Automatic vs. Hand-wind watches
I’ve had many questions regarding not just the difference between automatics and hand-wind watches, but which is better to get, and why get a manual-wind when an automatic is so far superior.
Well in truth, the answer is simple. They are both manual (hand-wind) watches. If you think that you don’t have to wind your automatic, then you probably have experienced a watch that is not that accurate and you wonder why you spent so much money on it.
A hand-wind watch has to be wound every day (or if it’s an eight-day watch, then once a week will be ok). The mainspring is the key to all of this. On a hand-wind watch, the reserve can vary from 24, 36 to 48 hrs. (and even more in some watches). Note: The watch companies will always say that the reserve is less than what it is, just to be always right.
Take a Rolex for example. All of their watches are automatic and all of them will run forever, it seems, once you put it on your wrist. At night if you take it off and put it on a table, the watch will continue to run and “run down” the power supply – the mainspring.
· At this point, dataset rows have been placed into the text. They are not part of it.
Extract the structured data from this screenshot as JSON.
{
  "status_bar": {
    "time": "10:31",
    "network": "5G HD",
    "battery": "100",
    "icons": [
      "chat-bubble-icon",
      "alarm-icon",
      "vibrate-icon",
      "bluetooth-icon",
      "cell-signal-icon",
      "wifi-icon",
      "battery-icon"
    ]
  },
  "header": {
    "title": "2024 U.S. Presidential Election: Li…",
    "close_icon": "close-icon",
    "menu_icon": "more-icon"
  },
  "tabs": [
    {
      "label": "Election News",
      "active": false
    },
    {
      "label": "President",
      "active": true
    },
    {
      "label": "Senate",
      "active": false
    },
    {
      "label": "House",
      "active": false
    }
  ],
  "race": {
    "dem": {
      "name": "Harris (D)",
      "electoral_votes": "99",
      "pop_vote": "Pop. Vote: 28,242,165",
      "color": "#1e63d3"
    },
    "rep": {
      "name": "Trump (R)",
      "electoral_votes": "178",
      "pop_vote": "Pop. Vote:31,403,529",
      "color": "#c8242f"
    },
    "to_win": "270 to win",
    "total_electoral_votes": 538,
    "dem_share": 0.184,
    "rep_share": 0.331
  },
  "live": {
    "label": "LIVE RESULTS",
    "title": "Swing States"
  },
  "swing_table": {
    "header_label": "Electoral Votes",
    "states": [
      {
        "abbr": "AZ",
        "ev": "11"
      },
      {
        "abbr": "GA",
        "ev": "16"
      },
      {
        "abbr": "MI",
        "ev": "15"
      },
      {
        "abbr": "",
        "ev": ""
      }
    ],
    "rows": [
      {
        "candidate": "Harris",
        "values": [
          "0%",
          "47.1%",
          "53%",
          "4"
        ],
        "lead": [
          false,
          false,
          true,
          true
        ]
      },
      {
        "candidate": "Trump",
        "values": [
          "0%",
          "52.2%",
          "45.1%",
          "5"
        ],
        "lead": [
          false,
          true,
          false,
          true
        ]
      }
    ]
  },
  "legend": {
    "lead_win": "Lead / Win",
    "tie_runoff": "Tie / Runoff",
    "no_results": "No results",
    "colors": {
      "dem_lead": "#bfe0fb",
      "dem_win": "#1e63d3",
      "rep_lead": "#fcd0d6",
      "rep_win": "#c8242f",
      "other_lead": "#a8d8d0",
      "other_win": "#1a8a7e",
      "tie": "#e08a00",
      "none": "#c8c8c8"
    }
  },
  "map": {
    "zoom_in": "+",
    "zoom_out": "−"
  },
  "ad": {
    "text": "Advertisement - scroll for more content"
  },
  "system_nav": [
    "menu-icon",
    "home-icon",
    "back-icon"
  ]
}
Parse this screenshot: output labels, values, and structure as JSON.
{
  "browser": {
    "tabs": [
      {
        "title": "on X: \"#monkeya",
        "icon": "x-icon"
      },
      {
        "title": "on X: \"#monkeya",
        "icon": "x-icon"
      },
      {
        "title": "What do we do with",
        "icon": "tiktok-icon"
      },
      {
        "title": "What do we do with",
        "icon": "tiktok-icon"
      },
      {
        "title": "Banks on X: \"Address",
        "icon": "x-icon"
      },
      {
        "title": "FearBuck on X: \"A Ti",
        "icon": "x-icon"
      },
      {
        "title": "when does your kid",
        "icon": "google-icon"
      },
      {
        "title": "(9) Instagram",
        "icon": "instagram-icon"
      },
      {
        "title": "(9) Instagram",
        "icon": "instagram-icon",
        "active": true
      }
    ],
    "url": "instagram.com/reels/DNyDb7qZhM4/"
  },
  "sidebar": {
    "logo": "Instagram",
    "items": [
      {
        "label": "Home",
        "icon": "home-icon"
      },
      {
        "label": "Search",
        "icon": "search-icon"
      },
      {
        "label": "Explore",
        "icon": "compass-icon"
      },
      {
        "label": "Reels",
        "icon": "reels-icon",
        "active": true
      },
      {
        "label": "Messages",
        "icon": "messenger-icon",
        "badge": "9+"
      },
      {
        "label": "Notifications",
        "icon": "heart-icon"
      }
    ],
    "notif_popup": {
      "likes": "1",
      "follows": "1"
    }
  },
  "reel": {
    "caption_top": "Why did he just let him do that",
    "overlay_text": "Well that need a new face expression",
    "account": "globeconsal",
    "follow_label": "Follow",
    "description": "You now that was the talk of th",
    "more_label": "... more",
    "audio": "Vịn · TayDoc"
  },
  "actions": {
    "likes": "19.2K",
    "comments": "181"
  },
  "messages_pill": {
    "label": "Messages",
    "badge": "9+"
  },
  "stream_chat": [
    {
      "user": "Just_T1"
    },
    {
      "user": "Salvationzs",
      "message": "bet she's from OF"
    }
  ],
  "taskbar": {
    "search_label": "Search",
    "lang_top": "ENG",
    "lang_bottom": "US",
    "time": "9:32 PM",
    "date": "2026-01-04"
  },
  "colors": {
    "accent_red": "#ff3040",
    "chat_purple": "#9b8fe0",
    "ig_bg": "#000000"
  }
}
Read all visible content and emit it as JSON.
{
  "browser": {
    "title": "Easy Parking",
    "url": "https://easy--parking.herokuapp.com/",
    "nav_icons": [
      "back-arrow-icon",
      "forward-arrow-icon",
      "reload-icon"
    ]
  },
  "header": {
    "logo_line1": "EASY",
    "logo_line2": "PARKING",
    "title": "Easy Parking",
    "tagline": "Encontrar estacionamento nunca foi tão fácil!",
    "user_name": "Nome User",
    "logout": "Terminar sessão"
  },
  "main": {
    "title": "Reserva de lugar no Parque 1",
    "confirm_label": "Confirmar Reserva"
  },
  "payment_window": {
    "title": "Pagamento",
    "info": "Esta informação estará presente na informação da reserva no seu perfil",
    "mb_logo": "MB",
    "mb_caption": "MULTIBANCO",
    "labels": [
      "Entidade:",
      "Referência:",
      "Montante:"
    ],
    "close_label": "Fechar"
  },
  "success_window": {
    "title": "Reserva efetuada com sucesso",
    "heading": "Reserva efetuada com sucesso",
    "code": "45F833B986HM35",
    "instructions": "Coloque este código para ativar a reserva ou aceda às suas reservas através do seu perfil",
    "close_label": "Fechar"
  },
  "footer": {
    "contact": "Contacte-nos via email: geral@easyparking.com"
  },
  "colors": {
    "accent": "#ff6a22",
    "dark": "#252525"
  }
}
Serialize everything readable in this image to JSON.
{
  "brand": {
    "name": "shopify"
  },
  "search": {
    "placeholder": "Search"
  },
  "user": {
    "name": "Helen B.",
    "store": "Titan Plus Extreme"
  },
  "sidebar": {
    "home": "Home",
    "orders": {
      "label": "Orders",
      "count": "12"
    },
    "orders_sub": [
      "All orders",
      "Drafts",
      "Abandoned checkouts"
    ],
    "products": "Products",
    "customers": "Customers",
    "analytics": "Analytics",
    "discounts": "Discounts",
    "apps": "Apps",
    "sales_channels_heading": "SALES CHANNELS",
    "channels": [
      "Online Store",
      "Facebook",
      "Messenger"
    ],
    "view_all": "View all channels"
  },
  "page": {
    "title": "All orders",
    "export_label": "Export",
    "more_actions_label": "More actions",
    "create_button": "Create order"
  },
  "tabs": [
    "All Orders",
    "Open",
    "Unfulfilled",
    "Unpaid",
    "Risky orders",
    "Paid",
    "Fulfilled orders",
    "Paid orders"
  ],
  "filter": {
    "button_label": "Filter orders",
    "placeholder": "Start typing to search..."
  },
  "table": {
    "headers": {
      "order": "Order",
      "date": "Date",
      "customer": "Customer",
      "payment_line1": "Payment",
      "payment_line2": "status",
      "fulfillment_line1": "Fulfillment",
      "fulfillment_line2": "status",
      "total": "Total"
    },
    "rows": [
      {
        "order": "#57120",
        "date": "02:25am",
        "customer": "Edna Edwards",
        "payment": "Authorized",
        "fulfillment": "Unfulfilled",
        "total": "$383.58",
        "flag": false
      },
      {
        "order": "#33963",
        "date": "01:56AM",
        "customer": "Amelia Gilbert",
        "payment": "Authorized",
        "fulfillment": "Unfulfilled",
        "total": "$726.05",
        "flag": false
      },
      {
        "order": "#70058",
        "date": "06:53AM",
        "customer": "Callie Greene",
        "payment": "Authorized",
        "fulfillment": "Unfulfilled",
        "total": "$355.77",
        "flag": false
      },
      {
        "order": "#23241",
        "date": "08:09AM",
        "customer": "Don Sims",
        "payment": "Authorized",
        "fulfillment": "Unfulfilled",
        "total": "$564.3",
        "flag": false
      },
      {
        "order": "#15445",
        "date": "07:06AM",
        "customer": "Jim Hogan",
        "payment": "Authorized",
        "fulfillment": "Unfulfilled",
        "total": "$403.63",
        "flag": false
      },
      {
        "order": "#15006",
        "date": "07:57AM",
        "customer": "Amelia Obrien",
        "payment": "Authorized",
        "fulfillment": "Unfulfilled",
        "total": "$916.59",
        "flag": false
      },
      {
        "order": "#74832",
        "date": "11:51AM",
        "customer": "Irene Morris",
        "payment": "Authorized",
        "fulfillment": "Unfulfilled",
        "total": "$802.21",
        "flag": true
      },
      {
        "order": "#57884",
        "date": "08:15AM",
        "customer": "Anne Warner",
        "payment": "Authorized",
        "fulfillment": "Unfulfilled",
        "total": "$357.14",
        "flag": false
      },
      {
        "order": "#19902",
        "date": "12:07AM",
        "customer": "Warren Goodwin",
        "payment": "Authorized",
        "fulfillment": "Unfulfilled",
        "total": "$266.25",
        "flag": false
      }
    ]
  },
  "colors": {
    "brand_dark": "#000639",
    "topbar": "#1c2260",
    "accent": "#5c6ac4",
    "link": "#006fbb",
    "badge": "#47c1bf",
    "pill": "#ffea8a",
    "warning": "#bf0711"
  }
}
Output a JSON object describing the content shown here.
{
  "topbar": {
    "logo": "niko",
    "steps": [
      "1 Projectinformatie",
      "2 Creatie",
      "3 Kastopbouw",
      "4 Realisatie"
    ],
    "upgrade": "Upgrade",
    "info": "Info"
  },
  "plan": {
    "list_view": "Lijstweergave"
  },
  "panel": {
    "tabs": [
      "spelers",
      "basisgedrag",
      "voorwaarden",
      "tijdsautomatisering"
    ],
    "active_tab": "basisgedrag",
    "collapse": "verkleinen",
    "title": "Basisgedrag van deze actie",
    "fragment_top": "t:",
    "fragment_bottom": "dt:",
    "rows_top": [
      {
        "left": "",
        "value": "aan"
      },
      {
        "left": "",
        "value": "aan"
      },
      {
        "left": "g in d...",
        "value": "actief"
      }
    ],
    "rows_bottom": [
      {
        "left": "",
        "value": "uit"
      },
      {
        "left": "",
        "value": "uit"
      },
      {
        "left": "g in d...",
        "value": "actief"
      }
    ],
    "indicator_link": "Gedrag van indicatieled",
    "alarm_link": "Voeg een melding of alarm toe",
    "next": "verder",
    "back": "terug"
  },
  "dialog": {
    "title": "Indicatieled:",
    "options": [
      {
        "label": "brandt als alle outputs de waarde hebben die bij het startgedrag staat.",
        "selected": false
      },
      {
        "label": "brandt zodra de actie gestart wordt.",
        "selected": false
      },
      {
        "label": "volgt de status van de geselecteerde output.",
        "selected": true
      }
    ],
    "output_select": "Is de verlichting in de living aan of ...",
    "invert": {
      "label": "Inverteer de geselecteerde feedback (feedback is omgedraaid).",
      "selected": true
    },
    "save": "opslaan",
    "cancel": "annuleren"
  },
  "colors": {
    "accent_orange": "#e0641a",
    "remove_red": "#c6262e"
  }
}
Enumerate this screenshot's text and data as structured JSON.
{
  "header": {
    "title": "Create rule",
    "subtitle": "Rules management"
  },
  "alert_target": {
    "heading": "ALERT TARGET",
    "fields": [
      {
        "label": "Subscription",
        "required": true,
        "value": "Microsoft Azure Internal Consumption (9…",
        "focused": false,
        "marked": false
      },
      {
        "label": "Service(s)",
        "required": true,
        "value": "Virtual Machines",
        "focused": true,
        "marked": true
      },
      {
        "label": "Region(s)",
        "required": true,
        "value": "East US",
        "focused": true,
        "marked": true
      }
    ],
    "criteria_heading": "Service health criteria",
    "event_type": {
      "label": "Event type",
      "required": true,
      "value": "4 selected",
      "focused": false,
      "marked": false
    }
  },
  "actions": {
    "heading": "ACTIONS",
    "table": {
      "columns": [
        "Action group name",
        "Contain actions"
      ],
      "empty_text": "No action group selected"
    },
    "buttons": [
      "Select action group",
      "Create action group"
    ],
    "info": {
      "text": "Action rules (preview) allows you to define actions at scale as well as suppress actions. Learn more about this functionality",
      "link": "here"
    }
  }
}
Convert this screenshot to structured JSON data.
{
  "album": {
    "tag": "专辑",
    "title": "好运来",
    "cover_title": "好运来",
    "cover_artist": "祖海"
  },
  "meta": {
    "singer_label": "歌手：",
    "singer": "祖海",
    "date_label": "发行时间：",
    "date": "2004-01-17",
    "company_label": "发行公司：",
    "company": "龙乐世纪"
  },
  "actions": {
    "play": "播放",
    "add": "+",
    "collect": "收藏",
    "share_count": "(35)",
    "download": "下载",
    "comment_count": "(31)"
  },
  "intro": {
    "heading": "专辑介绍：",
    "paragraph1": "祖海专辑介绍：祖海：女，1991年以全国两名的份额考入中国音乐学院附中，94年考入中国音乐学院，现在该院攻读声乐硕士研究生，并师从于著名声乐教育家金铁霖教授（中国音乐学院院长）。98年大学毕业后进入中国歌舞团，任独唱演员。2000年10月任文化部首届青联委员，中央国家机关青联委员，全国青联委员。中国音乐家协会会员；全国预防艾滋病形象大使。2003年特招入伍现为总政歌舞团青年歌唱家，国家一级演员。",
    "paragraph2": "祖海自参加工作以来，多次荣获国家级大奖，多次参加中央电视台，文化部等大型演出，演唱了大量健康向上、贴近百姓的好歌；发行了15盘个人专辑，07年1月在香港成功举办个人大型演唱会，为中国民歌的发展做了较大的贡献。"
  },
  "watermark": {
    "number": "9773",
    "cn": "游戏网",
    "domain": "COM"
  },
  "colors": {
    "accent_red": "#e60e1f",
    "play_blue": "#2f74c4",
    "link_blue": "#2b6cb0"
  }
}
So when you put it on again, the watch continues to run because it is “automatically winding.”
Well yes, since the mainspring is unwinding all of the time, the “automatic” part of the watch actually keeps the mainspring at the state of wound or unwound the same. So if you have a mainspring that is half-wound or has unwound halfway, the automatic rotor will keep it there at the half-wound position.
An automatic watch works best when it is fully wound (or at least greater than halfway wound). When you pick up a watch that is totally unwound, and put it on, it will start ticking and will tell time and will keep pretty good time, but the watch is still unwound. Your watch may be slow by a few minutes a day or fast by a few minutes a day when the mainspring is not fully wound. A good rule of thumb is to wind your automatic watch once a week or at the very least, once every two weeks. I should have put all of this in the “Winding Down” section!!!
NOTE: You can see all of the above if you have a watch that has a power-reserve indicator. You will see that the indicator stays where it is during normal wear and drops about 1/4 of the power overnight.
NOTE 2: Watchwinders do actually wind watches. An automatic watch placed on a watchwinder overnight will get wound to the full extent. A watchwinder will keep the watch moving at an angle that keeps the rotor rotating and this winds the watch.
During normal everyday wearing of a watch, the rotor doesn’t move very much. Sitting at a desk or driving (or even walking) doesn’t really wind a watch. Again, it will keep the watch at the tension that it was when you put it on (unless you’re playing golf or involved in some activity that gives the motion needed to get the rotor going).
So wind your automatic hand-wind watch at least once every two weeks and your non-automatic hand-wind watch every day.